Under President Barack Obama, the office of the US Trade Representative ramped up its engagement on alleged violations by China. The USTR’s annual report covering 2016, for example, lists an array of settlements reached with China last year – over subsidies, taxes, or other policies in industries including aircraft, autos, financial information, wind power, and green technologies.
That’s a sign that progress can come when pressure is applied.
The problem, say critics of China’s trade policies, is that much more needs to change. Among the biggest sore spots is the way foreign companies doing business in China are pressured to transfer knowledge to Chinese partner firms in industries such as aerospace. The World Trade Organization prohibits countries from making such demands, yet the Chinese arrangements are, in practice, hard to prosecute.
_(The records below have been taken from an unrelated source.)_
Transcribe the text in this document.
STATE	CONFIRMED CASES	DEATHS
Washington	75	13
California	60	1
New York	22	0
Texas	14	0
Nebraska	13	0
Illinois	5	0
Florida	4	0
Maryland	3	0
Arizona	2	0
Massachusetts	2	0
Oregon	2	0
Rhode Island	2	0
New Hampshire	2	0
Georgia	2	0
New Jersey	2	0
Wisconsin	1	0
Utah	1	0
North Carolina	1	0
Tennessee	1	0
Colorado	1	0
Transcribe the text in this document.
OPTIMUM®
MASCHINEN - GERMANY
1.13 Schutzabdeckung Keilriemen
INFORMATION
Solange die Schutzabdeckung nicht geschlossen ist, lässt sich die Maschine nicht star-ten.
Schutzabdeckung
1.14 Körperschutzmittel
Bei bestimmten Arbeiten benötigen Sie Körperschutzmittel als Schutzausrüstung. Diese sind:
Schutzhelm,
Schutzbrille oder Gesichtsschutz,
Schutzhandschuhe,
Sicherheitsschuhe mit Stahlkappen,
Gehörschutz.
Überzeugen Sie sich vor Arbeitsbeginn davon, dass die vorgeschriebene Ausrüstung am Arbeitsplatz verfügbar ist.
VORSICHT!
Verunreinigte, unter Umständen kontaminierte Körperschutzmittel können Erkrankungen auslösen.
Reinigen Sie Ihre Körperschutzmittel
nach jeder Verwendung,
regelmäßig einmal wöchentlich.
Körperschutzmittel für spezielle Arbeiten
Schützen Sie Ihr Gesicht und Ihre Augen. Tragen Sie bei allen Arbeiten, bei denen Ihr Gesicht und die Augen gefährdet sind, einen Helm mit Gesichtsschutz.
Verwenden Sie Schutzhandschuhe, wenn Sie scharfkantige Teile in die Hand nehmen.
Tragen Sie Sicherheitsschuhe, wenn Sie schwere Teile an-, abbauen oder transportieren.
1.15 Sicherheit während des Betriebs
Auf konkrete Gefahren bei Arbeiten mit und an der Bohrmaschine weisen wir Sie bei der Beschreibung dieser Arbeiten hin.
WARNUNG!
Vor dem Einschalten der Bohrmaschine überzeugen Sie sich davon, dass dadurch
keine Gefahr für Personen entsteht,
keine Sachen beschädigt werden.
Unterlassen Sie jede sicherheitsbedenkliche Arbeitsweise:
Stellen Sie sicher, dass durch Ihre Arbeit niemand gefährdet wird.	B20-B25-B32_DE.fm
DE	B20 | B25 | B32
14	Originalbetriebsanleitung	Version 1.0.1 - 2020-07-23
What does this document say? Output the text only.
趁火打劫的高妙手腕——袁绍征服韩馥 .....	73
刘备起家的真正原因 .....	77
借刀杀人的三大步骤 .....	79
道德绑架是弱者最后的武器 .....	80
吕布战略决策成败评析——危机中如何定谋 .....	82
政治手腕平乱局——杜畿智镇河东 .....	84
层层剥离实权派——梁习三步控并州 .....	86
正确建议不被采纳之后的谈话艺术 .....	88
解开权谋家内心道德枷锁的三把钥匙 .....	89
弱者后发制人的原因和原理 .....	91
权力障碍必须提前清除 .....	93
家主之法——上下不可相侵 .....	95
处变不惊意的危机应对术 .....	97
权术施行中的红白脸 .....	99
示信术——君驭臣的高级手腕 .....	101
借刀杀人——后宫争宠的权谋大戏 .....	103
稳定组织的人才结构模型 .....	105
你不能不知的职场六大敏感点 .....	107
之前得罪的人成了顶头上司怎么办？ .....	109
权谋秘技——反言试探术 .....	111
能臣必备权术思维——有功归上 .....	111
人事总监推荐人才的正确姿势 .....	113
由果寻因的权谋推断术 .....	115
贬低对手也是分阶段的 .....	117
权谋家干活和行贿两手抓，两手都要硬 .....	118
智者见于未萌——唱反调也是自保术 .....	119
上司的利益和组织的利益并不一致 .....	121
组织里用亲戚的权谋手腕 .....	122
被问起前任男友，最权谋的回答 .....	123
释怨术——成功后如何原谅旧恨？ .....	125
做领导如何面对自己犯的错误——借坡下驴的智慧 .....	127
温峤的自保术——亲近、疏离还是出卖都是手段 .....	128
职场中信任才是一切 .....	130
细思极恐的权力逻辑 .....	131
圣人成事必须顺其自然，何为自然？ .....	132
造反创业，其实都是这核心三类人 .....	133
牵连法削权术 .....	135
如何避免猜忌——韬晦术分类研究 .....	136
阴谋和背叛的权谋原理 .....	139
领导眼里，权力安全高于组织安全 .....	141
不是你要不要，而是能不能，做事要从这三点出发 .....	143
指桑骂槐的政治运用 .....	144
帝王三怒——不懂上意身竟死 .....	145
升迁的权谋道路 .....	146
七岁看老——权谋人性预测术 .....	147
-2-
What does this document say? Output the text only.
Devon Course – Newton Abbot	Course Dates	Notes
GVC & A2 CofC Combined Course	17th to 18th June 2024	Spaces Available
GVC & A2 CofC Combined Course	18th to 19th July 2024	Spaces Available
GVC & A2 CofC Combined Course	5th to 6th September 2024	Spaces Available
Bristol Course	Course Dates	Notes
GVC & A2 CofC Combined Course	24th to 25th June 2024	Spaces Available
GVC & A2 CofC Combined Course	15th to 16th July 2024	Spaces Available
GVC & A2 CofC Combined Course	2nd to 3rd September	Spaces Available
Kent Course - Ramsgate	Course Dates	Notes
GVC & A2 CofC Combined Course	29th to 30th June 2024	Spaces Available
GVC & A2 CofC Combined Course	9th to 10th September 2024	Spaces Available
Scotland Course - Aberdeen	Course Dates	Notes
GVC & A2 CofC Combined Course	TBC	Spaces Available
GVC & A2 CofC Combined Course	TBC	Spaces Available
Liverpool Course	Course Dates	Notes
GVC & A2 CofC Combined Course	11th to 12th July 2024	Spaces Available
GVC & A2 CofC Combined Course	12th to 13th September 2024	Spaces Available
“It’s not just a manufacturing [jobs] issue,” says Edward Alden, a trade expert at the Council on Foreign Relations in Washington. “There are very legitimate questions about what can be done to make China a fairer partner not just for the United States but for the world.”
Jamie Dimon, CEO of the banking firm JPMorgan Chase, included some policy commentary in his annual letter to shareholders, and singled out China for “serious trade issues ... which have grown over the years – from cybersecurity and the protection of intellectual property to tariffs, non-tariff trade barriers and non-fulfillment of World Trade Organization obligations.”
Few signals from summit
As Trump and Xi met at the Trump-branded Mar-a-Lago resort in Florida, there were few early signs of either progress or breakdown.
A White House statement said the US president "noted the challenges caused by Chinese government intervention in its economy and raised serious concerns about the impact of China's industrial, agricultural, technology, and cyber policies on United States jobs and exports."
But both leaders talked in largely positive terms about their meetings. And US officials announced that the two sides planned a 100-day push to discuss trade issues. [Editor's note: The article has been updated by adding the previous two paragraphs.]
Before a side-by-side dinner Thursday, Trump offered that “we’ve had a long discussion already, and so far I have gotten nothing, absolutely nothing. But we have developed a friendship – I can see that – and I think long term we are going to have a very, very great relationship and I look very much forward to it.”
Is the friendly comment a sign that Trump will go just as soft on China as critics say some of his predecessors have been?
That’s actually just one of many unanswered questions about Trump and trade policy. For all the concern in some quarters that he’ll go too far, resulting in tit-for-tat sanctions that cause a recession, leading Democrats in Congress are urging him to get tough.
Mr. Alden says it’s still too early to gauge the tenor of Trump’s policies. His trade team is far from complete and some of his appointees differ in tone.
One crucial decision will be how much to seek a broader international coalition to press China. Trump has voiced a penchant for bilateral dealing and dealmaking. But Alden echoes many experts when he says “you're always better off working with allies than working alone.”
Atkinson says the goal isn’t to block China’s development but to insist on a rule-of-law system under which all parties can benefit.
Coupled with innovation policies to maintain America’s dynamism at home, such a strategy could avert the potential loss of key industries, he says.
“When we have pushed the Chinese in the past, in a respectful but firm way with our allies, we have prevailed,” Atkinson says.